Genome assembly and annotation
The original draft genomes used paired-end and mate-pair Illumina
library sequencing (Keeling et al., 2013c). We made substantial
improvements to these assemblies with proximity ligation-based
scaffolding with HiRise; linkage-map/ALLMAPS-informed corrections and
scaffolding; further improvements with LINKS, RAILS, and ABySS-Sealer;
and PhylOligo-based removal of contaminant scaffolds (Fig. 1, Tab. 1).

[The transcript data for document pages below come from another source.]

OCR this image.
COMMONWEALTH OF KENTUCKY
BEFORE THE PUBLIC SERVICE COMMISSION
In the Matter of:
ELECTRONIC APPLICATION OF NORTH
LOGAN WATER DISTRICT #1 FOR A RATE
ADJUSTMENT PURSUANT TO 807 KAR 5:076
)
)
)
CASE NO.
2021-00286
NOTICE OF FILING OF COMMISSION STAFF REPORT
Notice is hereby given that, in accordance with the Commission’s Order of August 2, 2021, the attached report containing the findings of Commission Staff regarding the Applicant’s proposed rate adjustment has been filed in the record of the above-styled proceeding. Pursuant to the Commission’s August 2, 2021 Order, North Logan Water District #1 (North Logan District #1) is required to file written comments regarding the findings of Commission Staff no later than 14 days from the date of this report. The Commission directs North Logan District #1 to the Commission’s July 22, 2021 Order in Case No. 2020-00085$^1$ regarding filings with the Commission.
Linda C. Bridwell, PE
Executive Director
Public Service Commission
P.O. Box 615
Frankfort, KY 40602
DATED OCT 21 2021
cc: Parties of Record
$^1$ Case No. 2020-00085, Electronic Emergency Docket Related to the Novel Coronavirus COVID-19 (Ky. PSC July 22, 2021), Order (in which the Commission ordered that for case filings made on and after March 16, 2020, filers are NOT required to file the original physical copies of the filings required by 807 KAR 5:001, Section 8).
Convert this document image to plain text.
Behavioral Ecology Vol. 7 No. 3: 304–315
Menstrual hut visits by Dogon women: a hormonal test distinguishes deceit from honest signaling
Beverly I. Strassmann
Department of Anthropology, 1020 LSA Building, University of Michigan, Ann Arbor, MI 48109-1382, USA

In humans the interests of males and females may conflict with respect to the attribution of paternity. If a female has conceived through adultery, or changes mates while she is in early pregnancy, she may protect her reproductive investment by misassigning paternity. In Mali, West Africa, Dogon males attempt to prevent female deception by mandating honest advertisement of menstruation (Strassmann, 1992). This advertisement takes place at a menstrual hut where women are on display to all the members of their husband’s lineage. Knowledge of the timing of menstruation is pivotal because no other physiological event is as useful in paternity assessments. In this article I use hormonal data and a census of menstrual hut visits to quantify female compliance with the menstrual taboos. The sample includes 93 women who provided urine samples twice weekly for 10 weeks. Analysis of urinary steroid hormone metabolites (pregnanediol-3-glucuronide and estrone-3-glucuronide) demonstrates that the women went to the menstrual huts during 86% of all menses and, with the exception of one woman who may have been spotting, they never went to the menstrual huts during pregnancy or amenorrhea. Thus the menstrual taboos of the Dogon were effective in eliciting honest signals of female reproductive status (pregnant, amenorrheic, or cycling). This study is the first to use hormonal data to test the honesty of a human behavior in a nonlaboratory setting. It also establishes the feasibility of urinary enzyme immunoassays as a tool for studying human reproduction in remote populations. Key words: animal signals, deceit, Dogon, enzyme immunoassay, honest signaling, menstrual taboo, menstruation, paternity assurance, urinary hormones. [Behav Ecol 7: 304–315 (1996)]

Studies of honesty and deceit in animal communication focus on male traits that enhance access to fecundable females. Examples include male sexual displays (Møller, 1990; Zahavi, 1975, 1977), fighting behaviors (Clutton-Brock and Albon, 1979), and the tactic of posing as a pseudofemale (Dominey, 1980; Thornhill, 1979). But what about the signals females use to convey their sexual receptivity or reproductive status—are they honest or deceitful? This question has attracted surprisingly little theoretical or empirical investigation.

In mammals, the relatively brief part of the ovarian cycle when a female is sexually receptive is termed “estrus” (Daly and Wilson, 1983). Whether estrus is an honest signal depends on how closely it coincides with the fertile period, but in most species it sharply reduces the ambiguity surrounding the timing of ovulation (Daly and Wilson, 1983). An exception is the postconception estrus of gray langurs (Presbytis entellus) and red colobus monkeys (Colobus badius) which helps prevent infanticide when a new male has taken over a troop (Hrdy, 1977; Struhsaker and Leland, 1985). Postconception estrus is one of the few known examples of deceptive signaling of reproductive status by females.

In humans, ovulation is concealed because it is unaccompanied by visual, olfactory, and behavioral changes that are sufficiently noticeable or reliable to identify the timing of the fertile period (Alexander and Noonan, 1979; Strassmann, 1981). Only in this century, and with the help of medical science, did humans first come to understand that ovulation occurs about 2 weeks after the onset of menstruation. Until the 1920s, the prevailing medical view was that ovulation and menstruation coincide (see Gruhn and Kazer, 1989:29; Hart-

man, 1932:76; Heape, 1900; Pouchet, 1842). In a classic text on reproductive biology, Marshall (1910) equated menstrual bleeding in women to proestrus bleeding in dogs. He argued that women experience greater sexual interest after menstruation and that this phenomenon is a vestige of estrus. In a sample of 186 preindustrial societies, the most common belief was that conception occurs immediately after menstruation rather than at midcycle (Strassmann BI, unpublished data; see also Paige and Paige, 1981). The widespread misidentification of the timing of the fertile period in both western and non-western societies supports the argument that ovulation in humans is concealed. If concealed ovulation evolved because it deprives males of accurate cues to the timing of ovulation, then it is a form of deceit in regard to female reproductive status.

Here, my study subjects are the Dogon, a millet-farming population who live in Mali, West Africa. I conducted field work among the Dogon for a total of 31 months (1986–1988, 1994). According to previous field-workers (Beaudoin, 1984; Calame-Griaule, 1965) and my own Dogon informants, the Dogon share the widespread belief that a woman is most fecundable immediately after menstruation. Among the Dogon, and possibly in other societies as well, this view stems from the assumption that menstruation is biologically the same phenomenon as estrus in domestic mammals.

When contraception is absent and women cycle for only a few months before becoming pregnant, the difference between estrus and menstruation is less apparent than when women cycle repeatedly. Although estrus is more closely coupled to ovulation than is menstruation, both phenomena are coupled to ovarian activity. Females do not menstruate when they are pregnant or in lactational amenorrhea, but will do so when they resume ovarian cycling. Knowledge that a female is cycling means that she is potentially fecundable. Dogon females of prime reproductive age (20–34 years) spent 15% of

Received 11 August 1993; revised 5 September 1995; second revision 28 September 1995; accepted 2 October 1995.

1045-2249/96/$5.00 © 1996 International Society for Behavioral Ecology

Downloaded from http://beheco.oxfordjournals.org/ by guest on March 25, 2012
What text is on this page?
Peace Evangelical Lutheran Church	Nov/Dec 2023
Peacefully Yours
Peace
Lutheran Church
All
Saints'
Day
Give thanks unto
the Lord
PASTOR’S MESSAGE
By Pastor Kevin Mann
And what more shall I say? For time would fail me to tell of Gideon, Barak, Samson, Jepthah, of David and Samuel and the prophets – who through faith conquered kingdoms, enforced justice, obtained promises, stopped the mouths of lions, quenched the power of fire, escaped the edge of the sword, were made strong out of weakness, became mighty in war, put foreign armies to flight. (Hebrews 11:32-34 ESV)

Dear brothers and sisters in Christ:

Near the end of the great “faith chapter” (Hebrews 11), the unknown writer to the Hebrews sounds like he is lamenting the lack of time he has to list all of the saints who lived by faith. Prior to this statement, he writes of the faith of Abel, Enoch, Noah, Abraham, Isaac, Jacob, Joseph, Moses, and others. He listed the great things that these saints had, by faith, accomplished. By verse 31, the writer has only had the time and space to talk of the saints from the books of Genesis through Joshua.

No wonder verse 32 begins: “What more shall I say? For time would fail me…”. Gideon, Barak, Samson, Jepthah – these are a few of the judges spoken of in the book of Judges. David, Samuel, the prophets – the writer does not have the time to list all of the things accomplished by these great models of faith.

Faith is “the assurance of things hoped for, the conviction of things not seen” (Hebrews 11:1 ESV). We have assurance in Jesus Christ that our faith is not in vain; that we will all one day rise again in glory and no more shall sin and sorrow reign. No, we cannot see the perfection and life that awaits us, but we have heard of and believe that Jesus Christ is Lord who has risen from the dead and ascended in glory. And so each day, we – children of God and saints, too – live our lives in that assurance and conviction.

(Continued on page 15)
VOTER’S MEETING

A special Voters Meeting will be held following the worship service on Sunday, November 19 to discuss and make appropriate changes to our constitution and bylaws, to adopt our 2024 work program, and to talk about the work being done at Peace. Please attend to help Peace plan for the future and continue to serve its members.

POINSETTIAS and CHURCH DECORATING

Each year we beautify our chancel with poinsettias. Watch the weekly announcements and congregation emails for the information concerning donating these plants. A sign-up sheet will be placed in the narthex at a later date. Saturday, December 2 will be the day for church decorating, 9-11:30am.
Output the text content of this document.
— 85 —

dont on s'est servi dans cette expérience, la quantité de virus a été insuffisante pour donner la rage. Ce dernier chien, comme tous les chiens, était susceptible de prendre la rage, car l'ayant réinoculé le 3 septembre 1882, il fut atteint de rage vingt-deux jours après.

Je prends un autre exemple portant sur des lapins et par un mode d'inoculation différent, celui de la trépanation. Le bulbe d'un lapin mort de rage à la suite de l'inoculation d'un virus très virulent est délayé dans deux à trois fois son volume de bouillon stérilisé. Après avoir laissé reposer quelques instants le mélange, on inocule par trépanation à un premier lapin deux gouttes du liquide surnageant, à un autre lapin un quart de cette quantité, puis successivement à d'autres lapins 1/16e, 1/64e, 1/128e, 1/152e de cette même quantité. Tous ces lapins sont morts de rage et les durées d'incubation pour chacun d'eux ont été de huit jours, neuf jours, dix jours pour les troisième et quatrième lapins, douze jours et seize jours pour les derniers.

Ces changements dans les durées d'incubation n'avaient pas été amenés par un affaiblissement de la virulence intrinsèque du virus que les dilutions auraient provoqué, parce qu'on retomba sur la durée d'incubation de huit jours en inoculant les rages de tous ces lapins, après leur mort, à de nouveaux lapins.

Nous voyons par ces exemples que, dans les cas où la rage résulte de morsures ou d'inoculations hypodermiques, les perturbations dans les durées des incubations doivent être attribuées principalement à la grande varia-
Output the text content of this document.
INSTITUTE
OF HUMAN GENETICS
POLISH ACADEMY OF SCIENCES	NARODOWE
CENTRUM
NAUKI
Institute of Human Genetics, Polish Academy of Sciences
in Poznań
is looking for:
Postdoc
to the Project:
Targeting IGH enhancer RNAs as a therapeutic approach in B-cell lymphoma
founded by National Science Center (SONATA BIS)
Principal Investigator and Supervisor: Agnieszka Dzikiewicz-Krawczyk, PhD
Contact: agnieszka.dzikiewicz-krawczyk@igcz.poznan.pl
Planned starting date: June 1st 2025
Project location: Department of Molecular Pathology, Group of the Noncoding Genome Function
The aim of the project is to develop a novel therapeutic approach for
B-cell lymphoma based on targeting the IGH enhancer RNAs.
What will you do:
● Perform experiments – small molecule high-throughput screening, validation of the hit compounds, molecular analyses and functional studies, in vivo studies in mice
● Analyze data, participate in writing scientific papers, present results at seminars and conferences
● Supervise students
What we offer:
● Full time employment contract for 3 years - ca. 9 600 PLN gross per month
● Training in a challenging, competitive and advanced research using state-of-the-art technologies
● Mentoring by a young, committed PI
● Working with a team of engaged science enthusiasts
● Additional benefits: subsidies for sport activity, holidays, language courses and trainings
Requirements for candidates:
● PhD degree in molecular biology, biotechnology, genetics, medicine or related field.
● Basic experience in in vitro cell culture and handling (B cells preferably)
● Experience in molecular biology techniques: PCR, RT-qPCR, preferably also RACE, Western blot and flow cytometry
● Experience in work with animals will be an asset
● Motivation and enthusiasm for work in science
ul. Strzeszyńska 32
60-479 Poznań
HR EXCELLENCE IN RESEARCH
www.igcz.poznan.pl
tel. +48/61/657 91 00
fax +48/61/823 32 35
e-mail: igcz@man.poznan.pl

All of these tools were developed after the original draft assemblies
were prepared. A comparison of scaffold sizes between draft and final
genome assemblies is shown in Supp. Fig. 2. The final female and male
genome assembly sizes were 223.7 and 224.8 Mb, with N50s/L50s of 16.6
Mb/4 and 16.4 Mb/4, respectively. Gregory et al. (2013) used flow
cytometry to estimate a 208 Mb genome size. The non-N portions of the
genome assemblies were very similar to this value, 214.0 Mb for the
female assembly and 210.5 Mb for the male assembly. Compared to the
draft assemblies, N50 values increased by 26- and 36-fold, and the
number of scaffolds decreased by 67 and 75 percent, respectively. Ninety
percent of each assembly was contained in the largest 12 (female) and 11
(male) scaffolds. Based on linkage mapping information, these 12 largest
scaffolds in the female assembly represent the karyotype of this species
(11 AA + neo-XX). The male assembly did not contain a large scaffold
representing the neo-Y chromosome.
Each step in the assembly process contributed to the improved
assemblies, and incremental assembly statistics at each step are shown
in Supp. Tab. 1. Chicago HiRise scaffolding dramatically increased
contiguity, reducing the number of scaffolds by 56-66%. Hi-C HiRise
scaffolding reduced the number of scaffolds by an additional 21%. The
linkage map information allowed us to correct misjoins in the HiRise
assemblies and join additional scaffolds. Visualization of the linkage
map information with ALLMAPS allowed us to identify several instances
where scaffolds from the Chicago HiRise step were flipped and/or
out-of-order with adjacent scaffolds compared to the linkage map
information and the assembly from the other sex when they were
scaffolded at the Hi-C HiRise step, even though both assemblies were
based upon the same scaffolding information. An example is shown in Fig.
2. In total, nine of the twelve largest scaffolds were modified (Supp.
Fig. 3).
In one case only, a scaffold from the draft male assembly was flipped
and misplaced during the earlier Chicago HiRise step. Based on linkage
map information, ALLMAPS joined three scaffolds to make the neo-X in the
female assembly, and four scaffolds to make the neo-X in the male
assembly. This made the neo-X scaffold the largest scaffold in both
final assemblies. The LINKS scaffolding step made only two and six
joins, the RAILS step made eight and eleven joins while also filling in
18% and 9% of the existing gaps within scaffolds, and ABySS-Sealer
filled in 38% and 47% of the remaining gaps of the female and male
genomes, respectively. We then identified and removed contaminant
scaffolds with PhylOligo. These contaminant scaffolds from the female
and male assemblies matched most similarly to Serratia spp. andAcinetobacter spp., respectively. Both of these genera in the
Gammaproteobacteria have been found in the bark beetle gut bacteriome
(Hernández-García et al., 2017). The final assemblies showed good
consistency between sexes in both shared synteny and chromosomal
arrangement (Supp. Fig. 4), and also contained 95% of the 1367 Insecta
orthologous gene set (Insecta_odb10, Creation date: 2020-09-10, Supp.
Fig. 5).
To annotate the genome, we used evidence from coleopteran proteins andDendroctonus spp. transcripts, with ab initio methods for
gene prediction with three rounds of Maker3. We identified 13 393 and
13 601 gene models in the female and male genomes, respectively. This
represents approximately a 4% increase from the original draft genome
annotations. These gene models contained 91% of the Insecta orthologous
gene set (Supp. Fig. 5) and 74% shared significant homology to proteins
in the UniProtKB/Swiss-Prot 2020_01 database. Repetitive elements
occupied approximately 23% and 20% of the female and male genome
assemblies, respectively (Supp. Tab. 2).